Error encountered running Starlark code.`

leovct commented 1 month ago

Thanks dear @leovct for answering. Just have tried every step you have mentioned, but again, I'm getting the same result

`Adding service with name 'zkevm-prover-001' and image 'hermeznetwork/zkevm-prover:v6.0.0' There was an error executing Starlark code An error occurred executing instruction (number 53) at github.com/0xPolygon/kurtosis-cdk/lib/zkevm_prover.star[22:28]: add_service(name="zkevm-prover-001", config=ServiceConfig(image="hermeznetwork/zkevm-prover:v6.0.0", ports={"executor-server": PortSpec(number=50071, application_protocol="grpc"), "hash-db-server": PortSpec(number=50061, application_protocol="grpc")}, files={"/etc/zkevm": "prover-config-artifact"}, entrypoint=["/bin/bash", "-c"], cmd=["[[ "{{kurtosis:f4f1bd09eb6d424380b4938c6e95c2d1:output.runtime_value}}" == "aarch64" || "{{kurtosis:f4f1bd09eb6d424380b4938c6e95c2d1:output.runtime_value}}" == "arm64" ]] && export EXPERIMENTAL_DOCKER_DESKTOP_FORCE_QEMU=1; /usr/local/bin/zkProver -c /etc/zkevm/prover-config.json"])) Caused by: Unexpected error occurred starting service 'zkevm-prover-001' Caused by: An error occurred waiting for all TCP and UDP ports to be open for service 'zkevm-prover-001' with private IP '172.16.0.17'; this is usually due to a misconfiguration in the service itself, so here are the logs: == SERVICE 'zkevm-prover-001' LOGS ===================================

== FINISHED SERVICE 'zkevm-prover-001' LOGS =================================== Caused by: An error occurred while waiting for all TCP and UDP ports to be open Caused by: Unsuccessful ports check for IP '172.16.0.17' and port spec '{privatePortSpec:0xc001eb7980}', even after '240' retries with '500' milliseconds in between retries.
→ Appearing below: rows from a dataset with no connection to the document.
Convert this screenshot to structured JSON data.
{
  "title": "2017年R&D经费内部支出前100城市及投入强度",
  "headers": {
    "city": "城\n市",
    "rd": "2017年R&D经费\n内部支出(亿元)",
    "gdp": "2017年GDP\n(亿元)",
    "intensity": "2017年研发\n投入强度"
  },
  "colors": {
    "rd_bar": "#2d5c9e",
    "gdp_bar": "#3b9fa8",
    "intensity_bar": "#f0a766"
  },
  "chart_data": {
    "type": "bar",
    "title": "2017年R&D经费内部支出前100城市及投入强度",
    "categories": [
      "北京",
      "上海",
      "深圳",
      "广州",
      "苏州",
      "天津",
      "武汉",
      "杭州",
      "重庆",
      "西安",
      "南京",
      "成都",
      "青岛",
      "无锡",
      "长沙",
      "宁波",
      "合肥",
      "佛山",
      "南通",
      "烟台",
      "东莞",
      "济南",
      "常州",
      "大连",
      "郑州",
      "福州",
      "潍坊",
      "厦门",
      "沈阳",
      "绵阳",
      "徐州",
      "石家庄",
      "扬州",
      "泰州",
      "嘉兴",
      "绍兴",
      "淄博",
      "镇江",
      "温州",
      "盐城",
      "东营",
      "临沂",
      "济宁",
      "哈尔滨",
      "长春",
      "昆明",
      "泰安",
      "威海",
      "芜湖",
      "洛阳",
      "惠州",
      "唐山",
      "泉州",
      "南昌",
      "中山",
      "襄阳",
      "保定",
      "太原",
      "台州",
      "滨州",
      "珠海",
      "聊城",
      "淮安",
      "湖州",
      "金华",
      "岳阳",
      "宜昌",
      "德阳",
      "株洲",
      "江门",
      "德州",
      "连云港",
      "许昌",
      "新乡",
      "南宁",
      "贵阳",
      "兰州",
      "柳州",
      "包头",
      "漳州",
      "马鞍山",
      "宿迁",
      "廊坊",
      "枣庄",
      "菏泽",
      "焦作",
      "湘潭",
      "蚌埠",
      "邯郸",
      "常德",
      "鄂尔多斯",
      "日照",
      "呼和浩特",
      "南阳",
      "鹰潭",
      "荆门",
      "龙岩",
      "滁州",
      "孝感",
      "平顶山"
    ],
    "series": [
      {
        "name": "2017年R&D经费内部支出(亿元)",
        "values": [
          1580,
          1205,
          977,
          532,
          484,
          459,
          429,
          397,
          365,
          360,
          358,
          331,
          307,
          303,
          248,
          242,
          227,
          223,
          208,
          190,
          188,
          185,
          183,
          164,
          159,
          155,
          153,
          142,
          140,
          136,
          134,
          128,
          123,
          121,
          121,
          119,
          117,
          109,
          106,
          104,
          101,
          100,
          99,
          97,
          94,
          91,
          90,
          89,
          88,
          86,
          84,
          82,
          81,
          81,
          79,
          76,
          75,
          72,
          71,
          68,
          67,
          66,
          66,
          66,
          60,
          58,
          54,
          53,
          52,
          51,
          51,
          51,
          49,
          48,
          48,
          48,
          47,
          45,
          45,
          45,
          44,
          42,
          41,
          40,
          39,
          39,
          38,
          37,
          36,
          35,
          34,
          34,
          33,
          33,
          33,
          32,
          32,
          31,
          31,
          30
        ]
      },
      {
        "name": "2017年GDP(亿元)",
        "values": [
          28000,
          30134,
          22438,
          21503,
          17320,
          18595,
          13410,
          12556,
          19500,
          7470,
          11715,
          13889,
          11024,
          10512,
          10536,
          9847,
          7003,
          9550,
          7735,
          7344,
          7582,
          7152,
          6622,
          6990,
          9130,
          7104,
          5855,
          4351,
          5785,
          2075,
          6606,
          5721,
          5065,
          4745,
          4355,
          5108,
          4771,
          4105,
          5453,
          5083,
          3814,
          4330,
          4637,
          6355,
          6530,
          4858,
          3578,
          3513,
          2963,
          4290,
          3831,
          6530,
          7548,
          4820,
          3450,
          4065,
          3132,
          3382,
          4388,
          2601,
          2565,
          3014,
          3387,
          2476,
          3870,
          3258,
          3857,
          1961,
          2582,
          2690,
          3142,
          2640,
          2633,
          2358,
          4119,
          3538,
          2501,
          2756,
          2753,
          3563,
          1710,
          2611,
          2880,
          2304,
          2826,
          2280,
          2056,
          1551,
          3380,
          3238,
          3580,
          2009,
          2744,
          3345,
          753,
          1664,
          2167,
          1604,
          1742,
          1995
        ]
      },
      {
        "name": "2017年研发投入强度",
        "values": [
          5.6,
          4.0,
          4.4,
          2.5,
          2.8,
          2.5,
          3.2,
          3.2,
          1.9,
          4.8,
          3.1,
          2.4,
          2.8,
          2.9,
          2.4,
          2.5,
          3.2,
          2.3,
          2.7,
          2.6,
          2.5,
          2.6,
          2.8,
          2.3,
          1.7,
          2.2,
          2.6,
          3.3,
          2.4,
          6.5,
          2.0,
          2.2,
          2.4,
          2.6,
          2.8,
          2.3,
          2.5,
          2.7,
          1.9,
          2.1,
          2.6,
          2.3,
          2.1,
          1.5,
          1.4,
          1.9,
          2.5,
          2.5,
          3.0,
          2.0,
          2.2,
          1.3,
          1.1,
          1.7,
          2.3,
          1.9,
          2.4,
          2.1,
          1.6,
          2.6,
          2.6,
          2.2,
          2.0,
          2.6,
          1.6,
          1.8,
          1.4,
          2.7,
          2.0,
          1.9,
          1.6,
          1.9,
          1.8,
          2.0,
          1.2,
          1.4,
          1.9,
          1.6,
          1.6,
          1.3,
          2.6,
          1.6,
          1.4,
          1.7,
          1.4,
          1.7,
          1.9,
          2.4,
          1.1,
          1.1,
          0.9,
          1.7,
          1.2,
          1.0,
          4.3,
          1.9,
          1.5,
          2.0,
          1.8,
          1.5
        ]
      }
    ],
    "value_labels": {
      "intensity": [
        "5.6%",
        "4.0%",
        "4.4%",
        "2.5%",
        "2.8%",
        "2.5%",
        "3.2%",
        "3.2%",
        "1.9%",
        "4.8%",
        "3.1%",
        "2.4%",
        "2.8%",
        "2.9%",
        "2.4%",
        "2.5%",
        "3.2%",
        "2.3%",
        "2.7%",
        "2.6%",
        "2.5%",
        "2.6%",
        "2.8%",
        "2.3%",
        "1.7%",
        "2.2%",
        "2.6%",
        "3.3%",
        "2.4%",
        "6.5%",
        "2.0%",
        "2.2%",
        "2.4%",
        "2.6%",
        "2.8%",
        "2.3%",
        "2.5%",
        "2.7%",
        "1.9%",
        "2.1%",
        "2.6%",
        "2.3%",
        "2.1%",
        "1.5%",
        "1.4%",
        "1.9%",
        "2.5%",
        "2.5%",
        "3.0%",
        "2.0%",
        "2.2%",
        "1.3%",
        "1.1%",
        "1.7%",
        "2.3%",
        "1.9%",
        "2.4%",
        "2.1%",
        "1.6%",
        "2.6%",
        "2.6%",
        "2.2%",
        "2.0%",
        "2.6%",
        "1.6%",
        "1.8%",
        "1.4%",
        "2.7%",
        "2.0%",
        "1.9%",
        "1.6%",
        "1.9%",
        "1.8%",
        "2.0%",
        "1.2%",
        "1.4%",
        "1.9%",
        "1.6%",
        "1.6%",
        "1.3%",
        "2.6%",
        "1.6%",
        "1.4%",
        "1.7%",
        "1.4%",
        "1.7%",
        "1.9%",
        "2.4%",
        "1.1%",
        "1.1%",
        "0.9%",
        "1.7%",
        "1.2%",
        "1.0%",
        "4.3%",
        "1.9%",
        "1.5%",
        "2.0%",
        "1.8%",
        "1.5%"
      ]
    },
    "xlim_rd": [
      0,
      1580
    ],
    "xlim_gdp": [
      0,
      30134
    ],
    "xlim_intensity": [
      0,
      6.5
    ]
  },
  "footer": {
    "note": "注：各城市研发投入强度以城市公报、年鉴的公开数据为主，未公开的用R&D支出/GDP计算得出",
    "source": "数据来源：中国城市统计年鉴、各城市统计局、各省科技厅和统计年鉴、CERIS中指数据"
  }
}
Timeout '2m0s' has been reached Caused by: An error occurred while calling network address '172.16.0.17:50061' with port protocol 'TCP' and using time out '200ms' Caused by: dial tcp 172.16.0.17:50061: i/o timeout

Error encountered running Starlark code.`

Alright, join the discord server and I'll be happy to help you debug.

leovct commented 1 month ago

I'm going to close this issue as we were unable to reproduce the zkevm-prover issue. Don't hesitate to continue the discussion on Discord, we'll try to help you.